Dalam dunia sastra, konvensi dan inovasi itu seperti dua sisi dalam proses kreatif.
Konvensi berarti aturan atau pola yang sudah umum dan sering digunakan dalam karya sastra, seperti bentuk puisi lama, rima, atau tema tertentu yang sudah dikenal.
Sementara inovasi adalah keberanian untuk keluar dari kebiasaan itu—menghadirkan sesuatu yang baru, segar, bahkan bisa terasa "aneh" atau mengejutkan bagi pembaca.
Kalau kita lihat puisi Teks Atas Descartes karya Remy Sylado, dia menghadirkan inovasi dengan mencampurkan filsafat dan sastra. Biasanya puisi itu bermain dengan perasaan, tapi Remy malah memasukkan tokoh filsuf René Descartes, berpikir logis dan intelektual. Ini jelas bukan konvensional. Di situ terlihat inovasi—bagaimana puisi bisa menjadi ruang untuk dialog antara sastra dan pemikiran filosofis. Tapi, di sisi lain, Remy masih memakai struktur puisi yang cukup tertata, jadi unsur konvensi juga masih terasa.

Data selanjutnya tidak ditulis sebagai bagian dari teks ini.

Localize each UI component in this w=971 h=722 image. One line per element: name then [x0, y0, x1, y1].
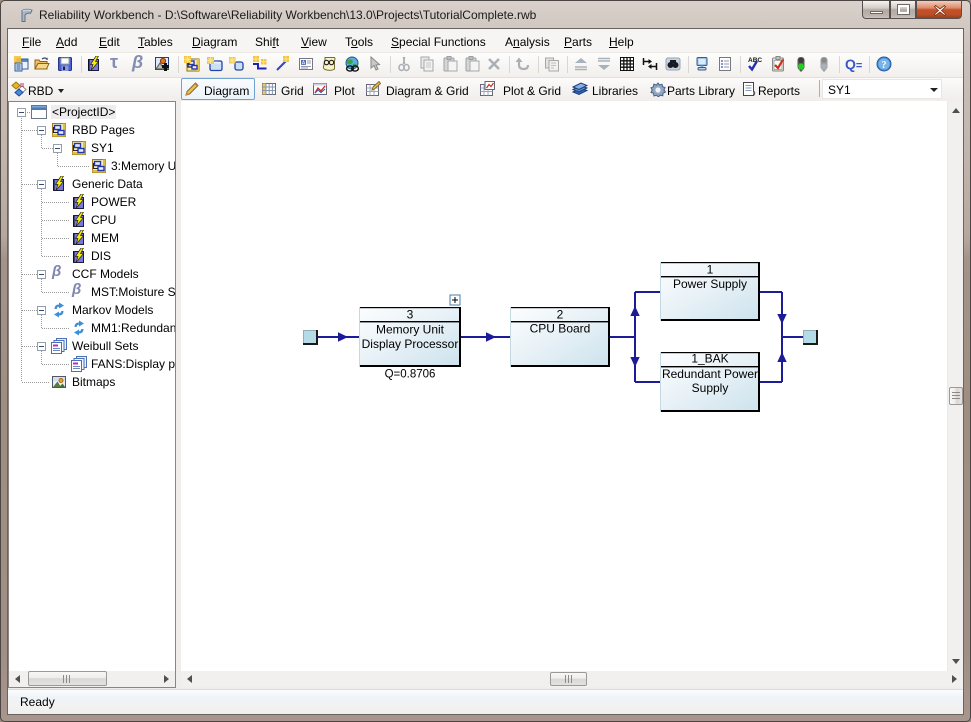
svg-text:A: A: [302, 60, 306, 66]
svg-text:Power Supply: Power Supply: [673, 277, 747, 291]
svg-text:CPU Board: CPU Board: [530, 322, 591, 336]
svg-text:?: ?: [882, 60, 887, 71]
svg-text:1: 1: [707, 263, 714, 277]
svg-text:2: 2: [557, 308, 564, 322]
svg-text:ABC: ABC: [748, 57, 762, 64]
svg-text:3: 3: [407, 308, 414, 322]
svg-text:Redundant Power: Redundant Power: [662, 367, 758, 381]
svg-text:Memory Unit: Memory Unit: [376, 323, 445, 337]
svg-text:Supply: Supply: [692, 381, 729, 395]
svg-text:1_BAK: 1_BAK: [691, 352, 728, 366]
svg-text:Display Processor: Display Processor: [362, 337, 459, 351]
svg-text:Q=0.8706: Q=0.8706: [385, 369, 436, 381]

Sedangkan pada puisi Luka karya Sutardji Calzoum Bahri, inovasinya lebih ekstrem. Sutardji dikenal sebagai penyair yang membebaskan kata-kata dari makna harfiahnya. Dalam Luka, kata-kata tidak hanya menyampaikan isi, tapi juga menjadi semacam permainan bunyi, bentuk, dan emosi. Kadang kita bingung saat membacanya, karena strukturnya tidak biasa dan maknanya tidak langsung. Nah, di sinilah letak inovasi yang kuat: Sutardji memutuskan untuk "membebaskan" puisi dari kaidah lama. Ia menolak konvensi seperti rima, bait yang rapi, atau makna yang jelas.